Revolutionary Vision: Implants, Prosthetics, Smart Glasses, and the Telescopic Contact Lens

1. [via Eurekalert EPFL] An estimated 285 million people are visually impaired worldwide. Age-related macular degeneration alone is the leading cause of blindness among older adults in the Western world. But this week at the AAAS Annual Meeting in San Jose, California, Eric Tremblay from EPFL in Switzerland unveils a new prototype of his telescopic contact lens–the first of its kind–giving hope for better, stronger vision. The optics specialist also debuts complementary smart glasses that recognize winks and ignore blinks, allowing wearers of the contact lenses to switch between normal and magnified vision.

The conference Abstract for the Smart Glasses and Telescopic Contact Lenses for Macular Degeneration is here. They plan to shortly enter clinical trials.

Inside the lens

The first iteration of the telescopic contact lens–which magnifies 2.8 times–was announced in 2013. Since then the scientists behind the DARPA-funded project have been fine-tuning the lens membranes and developing accessories to make the eyewear smarter and more comfortable for longer periods of time, and thus more usable in every day life.

The contacts work by incorporating a very thin reflective telescope inside a 1.55mm thick lens. Small mirrors within bounce light around, expanding the perceived size of objects and magnifying the view, so it’s like looking through low magnification binoculars.

Wink-controlled glasses

The researchers have also developed a novel method to electronically switch the wearer’s view between normal, or unmagnified vision and telescopic. This switching functionality is crucial for the lenses to be widely useful for non-AMD sufferers who will be able to have magnification “on demand”. In the system debuted at AAAS, electronic glasses use a small light source and light detector to recognize winks and ignore blinks. The wearer will wink their right eye for magnification, and left eye for normal vision.

There are glasses already on the market for people with AMD that have mounted telescopes, but they tend to look bulky and interfere with social interaction. They also do not track eye movement, so you have to position your eyes and tilt your head to use them.

The combination of the telescopic contact lenses and optional blink-controlled eyewear represent a huge leap in functionality and usability in vision aid devices and a major feat for optics research.

2. At the same conference session Revolutionary Vision: Implants, Prosthetics, Smart Glasses, and the Telescopic Contact Lens there was a talk by Daniel Palanker , Stanford University on Restoration of Sight with Photovoltaic Subretinal Prosthesis

Retinal degeneration leads to blindness due to gradual loss of photoreceptors. Information can be reintroduced into the visual system by patterned electrical stimulation of the remaining retinal neurons. Photovoltaic subretinal prosthesis directly converts light into pulsed electric current in each pixel, stimulating the nearby inner retinal neurons. Visual information is projected onto the retina by video goggles using pulsed near-infrared (~900nm) light. This design avoids the use of bulky implants with power supplies, decoding electronics and wiring, thereby greatly reducing the surgical complexity. Optical activation of the photovoltaic pixels allows scaling the implants to thousands of electrodes, and multiple modules can be tiled under the retina to expand the visual field.

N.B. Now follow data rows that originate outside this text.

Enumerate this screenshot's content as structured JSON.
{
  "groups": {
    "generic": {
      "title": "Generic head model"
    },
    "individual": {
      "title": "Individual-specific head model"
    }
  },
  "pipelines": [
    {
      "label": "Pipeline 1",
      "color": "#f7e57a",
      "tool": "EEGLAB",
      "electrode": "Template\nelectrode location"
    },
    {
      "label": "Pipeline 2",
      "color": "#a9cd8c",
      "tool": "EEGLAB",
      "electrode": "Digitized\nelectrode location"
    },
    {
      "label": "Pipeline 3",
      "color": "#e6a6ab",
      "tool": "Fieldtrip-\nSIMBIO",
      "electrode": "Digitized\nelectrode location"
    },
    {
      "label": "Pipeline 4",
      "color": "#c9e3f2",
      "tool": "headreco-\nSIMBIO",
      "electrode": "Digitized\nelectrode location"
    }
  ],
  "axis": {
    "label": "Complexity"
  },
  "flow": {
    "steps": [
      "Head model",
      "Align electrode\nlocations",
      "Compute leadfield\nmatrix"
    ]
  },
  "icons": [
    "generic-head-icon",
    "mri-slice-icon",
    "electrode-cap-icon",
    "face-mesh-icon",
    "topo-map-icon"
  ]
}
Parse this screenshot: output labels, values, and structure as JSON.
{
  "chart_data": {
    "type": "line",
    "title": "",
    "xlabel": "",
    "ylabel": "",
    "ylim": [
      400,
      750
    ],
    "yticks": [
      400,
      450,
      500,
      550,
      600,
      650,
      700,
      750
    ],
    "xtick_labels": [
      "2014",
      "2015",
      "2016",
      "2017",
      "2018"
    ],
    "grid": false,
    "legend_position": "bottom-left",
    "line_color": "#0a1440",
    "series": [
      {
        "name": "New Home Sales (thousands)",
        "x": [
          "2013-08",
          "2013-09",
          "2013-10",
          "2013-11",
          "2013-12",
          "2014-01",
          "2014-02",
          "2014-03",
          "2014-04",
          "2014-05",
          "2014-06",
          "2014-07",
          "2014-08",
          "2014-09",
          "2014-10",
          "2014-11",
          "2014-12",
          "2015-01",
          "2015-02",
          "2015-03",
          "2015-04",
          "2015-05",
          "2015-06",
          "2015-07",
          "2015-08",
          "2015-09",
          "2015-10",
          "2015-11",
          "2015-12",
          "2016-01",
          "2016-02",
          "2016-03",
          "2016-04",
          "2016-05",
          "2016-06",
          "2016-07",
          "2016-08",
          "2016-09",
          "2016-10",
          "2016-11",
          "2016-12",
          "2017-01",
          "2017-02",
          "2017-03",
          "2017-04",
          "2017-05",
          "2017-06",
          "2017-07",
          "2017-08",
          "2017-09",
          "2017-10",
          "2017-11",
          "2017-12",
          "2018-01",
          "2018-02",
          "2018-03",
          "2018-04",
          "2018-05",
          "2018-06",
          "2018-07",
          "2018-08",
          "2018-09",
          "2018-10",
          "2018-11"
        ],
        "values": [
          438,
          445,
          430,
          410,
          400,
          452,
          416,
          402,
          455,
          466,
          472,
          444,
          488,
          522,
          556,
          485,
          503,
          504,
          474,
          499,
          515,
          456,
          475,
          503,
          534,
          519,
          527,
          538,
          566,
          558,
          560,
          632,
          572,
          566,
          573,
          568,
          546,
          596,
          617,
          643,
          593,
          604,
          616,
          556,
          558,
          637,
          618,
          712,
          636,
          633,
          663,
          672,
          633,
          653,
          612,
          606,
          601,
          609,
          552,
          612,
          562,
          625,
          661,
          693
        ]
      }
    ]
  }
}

Subretinal arrays with 70μm photovoltaic pixels provide highly localized stimulation: retinal ganglion cells respond to alternating gratings with the stripe width of a single pixel, which is half of the native resolution in rat retina (~30μm). Similarly to normal vision, retinal response to prosthetic stimulation exhibits flicker fusion at high frequencies (over 20 Hz), adaptation to static images, and non-linear summation of subunits in the receptive fields. In rats with retinal degeneration, the photovoltaic subretinal arrays restore visual acuity up to half of its normal level, as measured by the cortical response to alternating gratings. If these results translate to human retina, such implants could restore visual acuity up to 20 / 250. With eye scanning and perceptual learning, human patients might even cross the 20 / 200 threshold of legal blindness. Ease of implantation and tiling of these wireless modules to cover a large visual field, combined with high resolution opens the door to highly functional restoration of sight.

3. Giovanni Antonio Salvatore , ETH Zurich, Zurich, Switzerland gave a talk on The Next Technological Leap in Electronics

Entirely new electronics have appeared in recent years, from epidermal electronic systems (EES) to soft and biocompatible micro robots to devices that dissolve in the body. These developments are still in their infancy, however, and can exhibit less than perfect performance. The Wearable Computing Lab is focusing on systems on plastic (SoP), which are deformable and implantable, energetically autonomous (zero-power), communicate wirelessly, and have numerous applications for sight and vision.